Pénétrer dans le Théâtre-musée, c’est entrer sur une scène fascinante, prendre part à un jeu proposé par Salvador Dalí, un rêve théâtral. Certaines salles accaparent le regard de tous les visiteurs, comme celle de Mae West : une installation tridimensionnelle et anamorphique, réalisée à partir d’un original de Salvador Dalí qui est exposé à l’Art Institute de Chicago. Dalí, pour la réaliser, avait bénéficié de la collaboration de l’architecte et dessinateur Òscar Tusquets.
Enfin, on ne saurait oublier la coupole géodésique et emblématique, œuvre de l’architecte Emilio Pérez Piñero. Cette énorme et imposante structure réticulaire transparente, qui préside l’ancienne scène du théâtre municipal – sur les ruines duquel fut érigé le Théâtre-musée Dalí – et qui est devenue l’un des éléments indissociables de notre musée. Pas plus d’ailleurs que le patio central – l’ancien parterre –, avec l’installation verticale composée de la Cadillac, connue sous le nom de Taxi pluvieux. Ce parterre de l’ancien théâtre est et représente un invitation à une fête dionysiaque : notre visite au musée. Outre la barque de Gala, l’immense sculpture de la reine Esther d’Ernst Fuchs, qui étire avec ses chaînes la colonne de pneus, le buste de François Girardon et l’esclave de Michel-Ange, composent à eux tous le plus grand monument surréaliste du monde.

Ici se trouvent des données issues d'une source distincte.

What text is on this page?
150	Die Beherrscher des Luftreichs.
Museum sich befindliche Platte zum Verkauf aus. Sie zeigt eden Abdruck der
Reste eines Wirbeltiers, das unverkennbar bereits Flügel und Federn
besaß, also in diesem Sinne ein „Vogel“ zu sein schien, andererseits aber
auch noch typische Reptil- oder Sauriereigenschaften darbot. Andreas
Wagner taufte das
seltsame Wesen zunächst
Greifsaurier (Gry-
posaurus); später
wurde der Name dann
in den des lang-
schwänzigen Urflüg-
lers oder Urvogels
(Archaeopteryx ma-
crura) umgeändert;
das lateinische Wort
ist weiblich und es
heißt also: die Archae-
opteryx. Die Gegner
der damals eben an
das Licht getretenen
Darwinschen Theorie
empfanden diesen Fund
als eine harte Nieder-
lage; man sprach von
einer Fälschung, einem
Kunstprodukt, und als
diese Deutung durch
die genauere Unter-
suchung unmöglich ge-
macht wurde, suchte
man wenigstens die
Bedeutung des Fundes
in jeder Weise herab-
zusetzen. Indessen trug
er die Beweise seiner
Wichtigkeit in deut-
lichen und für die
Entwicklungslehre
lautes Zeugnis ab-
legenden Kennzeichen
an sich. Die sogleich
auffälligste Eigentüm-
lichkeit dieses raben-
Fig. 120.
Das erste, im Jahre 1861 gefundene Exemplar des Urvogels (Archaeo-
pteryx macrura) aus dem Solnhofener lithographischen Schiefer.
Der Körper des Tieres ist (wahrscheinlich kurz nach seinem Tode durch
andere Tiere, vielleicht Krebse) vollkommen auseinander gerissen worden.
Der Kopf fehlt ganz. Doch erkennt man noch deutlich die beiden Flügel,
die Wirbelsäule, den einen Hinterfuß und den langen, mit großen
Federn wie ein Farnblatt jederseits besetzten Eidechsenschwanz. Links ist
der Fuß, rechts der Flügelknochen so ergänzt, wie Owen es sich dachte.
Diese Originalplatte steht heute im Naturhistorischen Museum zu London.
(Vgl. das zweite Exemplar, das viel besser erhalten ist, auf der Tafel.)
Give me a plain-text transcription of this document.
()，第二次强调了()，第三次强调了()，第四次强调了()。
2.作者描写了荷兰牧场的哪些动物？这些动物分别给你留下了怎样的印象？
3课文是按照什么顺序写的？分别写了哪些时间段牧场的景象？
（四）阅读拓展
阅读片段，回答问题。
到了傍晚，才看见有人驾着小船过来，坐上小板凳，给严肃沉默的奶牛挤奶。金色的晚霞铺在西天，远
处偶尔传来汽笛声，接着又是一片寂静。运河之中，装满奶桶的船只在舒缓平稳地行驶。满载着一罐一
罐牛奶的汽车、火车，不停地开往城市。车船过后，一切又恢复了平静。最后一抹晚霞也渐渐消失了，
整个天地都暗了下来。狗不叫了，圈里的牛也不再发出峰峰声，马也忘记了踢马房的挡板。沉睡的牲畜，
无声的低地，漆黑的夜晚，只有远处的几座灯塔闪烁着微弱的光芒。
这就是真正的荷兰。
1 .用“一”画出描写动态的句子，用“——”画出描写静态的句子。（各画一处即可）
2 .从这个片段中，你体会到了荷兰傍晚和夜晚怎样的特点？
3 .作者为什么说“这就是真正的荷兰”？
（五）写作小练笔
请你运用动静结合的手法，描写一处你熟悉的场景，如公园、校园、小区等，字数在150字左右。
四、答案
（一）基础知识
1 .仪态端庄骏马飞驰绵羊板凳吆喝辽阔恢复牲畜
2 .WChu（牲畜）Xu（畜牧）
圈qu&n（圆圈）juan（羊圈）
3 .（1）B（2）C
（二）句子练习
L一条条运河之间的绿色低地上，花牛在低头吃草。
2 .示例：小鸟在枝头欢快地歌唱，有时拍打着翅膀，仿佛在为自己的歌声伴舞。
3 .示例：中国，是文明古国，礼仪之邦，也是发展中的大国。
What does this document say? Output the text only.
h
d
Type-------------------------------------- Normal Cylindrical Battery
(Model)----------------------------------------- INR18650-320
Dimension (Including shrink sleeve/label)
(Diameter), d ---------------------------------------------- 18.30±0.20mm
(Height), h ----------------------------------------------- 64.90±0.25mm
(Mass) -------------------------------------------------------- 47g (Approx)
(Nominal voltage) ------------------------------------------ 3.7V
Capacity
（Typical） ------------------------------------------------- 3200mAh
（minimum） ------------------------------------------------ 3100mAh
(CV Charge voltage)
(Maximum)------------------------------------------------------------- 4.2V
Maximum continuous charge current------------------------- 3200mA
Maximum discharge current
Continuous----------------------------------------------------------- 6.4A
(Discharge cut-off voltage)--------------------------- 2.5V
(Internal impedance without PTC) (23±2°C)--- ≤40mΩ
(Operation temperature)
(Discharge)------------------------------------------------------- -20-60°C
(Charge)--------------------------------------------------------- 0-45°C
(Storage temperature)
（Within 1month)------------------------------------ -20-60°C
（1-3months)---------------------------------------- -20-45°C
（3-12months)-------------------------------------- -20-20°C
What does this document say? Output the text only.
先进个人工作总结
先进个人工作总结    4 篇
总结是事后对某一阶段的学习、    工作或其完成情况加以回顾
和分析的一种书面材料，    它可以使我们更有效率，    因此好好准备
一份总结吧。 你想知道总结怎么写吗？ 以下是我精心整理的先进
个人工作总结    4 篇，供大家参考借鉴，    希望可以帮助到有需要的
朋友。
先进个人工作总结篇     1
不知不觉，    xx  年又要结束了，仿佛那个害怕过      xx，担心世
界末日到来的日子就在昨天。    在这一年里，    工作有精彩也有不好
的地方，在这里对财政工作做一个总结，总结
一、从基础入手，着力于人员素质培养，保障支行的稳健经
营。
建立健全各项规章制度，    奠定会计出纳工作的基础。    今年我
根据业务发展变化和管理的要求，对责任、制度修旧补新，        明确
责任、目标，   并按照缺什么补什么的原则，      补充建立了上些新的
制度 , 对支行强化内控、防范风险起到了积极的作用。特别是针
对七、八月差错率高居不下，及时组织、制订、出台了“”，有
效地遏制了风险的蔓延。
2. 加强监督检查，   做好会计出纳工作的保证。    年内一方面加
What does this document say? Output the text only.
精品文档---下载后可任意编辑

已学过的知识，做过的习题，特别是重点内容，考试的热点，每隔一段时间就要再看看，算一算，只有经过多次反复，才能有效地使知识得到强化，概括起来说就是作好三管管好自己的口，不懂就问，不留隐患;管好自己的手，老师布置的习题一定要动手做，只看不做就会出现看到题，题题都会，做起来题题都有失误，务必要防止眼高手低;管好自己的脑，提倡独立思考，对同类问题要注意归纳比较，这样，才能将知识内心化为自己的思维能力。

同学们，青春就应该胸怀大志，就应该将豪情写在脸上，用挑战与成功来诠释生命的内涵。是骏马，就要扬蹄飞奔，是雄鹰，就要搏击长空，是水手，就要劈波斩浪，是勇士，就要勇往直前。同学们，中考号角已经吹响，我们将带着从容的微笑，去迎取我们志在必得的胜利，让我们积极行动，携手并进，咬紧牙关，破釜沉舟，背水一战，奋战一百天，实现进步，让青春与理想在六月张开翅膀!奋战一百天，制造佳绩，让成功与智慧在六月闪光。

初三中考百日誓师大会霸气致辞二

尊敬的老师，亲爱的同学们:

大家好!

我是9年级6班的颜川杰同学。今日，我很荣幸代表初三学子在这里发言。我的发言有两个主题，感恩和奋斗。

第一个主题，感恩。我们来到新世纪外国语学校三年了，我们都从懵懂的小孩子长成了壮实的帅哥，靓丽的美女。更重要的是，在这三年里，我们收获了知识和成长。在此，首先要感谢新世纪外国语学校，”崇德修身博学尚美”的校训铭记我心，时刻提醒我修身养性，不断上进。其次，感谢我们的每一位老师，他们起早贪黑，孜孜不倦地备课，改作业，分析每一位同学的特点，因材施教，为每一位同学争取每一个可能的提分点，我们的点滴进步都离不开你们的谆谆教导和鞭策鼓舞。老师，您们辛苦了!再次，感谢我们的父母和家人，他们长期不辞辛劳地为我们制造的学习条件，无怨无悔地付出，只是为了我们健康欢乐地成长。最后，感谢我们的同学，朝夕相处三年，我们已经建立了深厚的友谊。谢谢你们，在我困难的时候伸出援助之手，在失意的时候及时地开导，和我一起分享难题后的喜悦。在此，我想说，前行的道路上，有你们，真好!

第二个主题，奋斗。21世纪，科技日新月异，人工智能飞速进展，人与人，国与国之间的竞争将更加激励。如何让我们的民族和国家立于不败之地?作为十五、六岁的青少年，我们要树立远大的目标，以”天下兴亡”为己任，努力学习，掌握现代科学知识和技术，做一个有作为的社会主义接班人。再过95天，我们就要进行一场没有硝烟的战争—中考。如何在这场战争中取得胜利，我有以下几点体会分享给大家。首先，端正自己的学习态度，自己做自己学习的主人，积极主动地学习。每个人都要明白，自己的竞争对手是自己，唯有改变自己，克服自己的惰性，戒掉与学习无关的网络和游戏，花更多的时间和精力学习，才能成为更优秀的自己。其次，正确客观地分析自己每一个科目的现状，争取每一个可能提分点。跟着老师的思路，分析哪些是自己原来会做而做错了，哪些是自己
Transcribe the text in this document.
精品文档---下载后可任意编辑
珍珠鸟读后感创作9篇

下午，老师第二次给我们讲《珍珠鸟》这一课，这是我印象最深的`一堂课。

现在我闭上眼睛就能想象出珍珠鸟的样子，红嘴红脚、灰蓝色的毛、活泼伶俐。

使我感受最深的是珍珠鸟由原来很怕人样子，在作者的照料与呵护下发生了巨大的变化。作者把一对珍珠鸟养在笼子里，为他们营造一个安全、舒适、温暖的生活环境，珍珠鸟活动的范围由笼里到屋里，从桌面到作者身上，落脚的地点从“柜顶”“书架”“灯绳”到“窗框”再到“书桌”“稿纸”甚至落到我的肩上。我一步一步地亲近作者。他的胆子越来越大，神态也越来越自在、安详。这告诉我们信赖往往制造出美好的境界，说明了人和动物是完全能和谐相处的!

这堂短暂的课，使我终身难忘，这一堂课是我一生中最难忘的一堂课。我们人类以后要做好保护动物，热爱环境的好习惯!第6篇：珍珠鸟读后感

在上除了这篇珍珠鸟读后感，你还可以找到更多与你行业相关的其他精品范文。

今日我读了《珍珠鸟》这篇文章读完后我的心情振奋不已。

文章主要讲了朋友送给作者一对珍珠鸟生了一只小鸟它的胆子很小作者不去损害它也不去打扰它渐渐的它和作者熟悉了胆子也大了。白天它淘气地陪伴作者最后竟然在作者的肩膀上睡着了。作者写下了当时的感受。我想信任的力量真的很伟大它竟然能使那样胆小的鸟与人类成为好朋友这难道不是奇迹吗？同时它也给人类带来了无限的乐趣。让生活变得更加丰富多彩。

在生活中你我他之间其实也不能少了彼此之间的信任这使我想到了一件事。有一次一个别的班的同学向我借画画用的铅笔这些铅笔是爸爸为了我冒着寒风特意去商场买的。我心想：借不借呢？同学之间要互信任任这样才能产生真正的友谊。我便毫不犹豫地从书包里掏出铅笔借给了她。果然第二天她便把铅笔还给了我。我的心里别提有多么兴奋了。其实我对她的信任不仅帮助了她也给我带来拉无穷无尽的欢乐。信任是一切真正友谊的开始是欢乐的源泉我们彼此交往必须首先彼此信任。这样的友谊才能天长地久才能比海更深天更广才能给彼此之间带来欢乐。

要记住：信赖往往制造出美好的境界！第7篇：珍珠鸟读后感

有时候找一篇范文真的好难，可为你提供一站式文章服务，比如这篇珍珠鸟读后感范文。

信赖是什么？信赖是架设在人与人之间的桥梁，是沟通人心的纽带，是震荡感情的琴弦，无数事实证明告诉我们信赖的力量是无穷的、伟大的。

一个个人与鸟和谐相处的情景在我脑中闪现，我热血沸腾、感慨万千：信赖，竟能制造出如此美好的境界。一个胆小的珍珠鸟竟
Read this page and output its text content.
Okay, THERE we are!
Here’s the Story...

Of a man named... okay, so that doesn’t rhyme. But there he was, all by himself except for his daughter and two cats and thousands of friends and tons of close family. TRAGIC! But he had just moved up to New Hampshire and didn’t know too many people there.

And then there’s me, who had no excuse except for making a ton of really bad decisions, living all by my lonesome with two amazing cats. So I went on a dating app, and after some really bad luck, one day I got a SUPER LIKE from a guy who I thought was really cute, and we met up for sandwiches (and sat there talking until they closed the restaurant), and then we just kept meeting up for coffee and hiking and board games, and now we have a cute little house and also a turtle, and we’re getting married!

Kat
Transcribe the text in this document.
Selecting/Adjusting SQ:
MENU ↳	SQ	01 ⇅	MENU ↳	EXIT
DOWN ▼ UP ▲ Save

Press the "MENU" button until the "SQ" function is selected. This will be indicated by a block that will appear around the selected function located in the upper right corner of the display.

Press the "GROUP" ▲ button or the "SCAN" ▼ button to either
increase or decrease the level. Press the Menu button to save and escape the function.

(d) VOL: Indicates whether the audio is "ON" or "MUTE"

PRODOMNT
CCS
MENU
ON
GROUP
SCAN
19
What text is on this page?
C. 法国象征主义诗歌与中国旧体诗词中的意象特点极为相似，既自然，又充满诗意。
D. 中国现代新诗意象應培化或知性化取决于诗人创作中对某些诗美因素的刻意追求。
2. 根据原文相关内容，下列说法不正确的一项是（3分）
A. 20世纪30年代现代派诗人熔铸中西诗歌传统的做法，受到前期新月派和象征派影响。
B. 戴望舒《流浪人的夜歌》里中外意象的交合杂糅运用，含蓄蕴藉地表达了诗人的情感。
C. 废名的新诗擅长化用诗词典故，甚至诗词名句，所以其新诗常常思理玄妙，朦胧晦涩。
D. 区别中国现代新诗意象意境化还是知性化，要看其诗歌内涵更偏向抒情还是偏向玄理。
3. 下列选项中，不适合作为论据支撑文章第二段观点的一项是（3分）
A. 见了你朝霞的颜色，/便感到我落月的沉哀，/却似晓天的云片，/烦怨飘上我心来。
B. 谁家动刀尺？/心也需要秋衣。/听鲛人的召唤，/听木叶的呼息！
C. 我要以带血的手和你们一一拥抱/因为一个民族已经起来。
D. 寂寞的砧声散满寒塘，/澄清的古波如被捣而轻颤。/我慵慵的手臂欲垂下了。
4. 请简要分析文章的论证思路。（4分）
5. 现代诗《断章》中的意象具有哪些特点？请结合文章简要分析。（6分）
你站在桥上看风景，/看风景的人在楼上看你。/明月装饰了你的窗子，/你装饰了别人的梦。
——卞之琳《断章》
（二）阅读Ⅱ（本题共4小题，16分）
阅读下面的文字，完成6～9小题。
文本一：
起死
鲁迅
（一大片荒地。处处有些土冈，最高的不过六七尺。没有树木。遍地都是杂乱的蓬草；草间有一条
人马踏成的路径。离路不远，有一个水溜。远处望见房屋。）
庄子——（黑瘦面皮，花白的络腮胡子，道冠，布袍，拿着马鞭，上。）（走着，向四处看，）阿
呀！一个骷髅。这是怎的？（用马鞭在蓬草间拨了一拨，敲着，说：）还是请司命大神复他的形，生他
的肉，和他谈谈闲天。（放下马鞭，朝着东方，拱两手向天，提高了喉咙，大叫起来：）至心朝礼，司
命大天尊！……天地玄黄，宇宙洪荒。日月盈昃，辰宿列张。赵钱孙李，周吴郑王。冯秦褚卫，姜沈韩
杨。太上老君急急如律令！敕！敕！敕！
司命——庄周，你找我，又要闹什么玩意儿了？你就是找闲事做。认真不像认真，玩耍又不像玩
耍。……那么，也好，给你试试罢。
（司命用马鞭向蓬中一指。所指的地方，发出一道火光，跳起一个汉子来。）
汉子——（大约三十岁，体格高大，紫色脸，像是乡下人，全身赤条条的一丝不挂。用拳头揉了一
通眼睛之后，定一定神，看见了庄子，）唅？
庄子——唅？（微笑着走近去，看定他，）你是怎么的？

Si l’on ajoute à cette grande installation les bijoux dessinés par le Maître, les études pour toiles de fond de ballet et théâtre, les dessins, les gravures, les nombreux jeux d’optique, on découvre un Dalí protéiforme et unique, l’homme de la Renaissance, l’écrivain, le penseur et le philosophe.
Chacun des espaces et des œuvres du Théâtre-musée exerce une grande attraction et, surtout, dégage un mystère particulier. Aussi les visiteurs continuent-ils et continueront-ils de s’y presser, attirés par cet ineffable secret qui fait le charme du génie, le mystère. Dalí nous ouvre les portes du monde, et du monde de l’inconscient.
Le Théâtre-musée Dalí représente la projection et la concrétisation de tous les rêves et les énergies créatives de l’artiste ; il est le fruit de son désir obsessionnel de recherche. Comme il l’a expliqué lui-même : « Bien sûr qu’il existe d’autres mondes, c’est certain ; mais comme je l’ai dit maintes fois, ces mondes se trouvent dans le nôtre, ils résident sur la terre et, plus précisément, au centre de la coupole du musée Dalí, où se tient tout entier le monde insoupçonné et hallucinant du surréalisme ».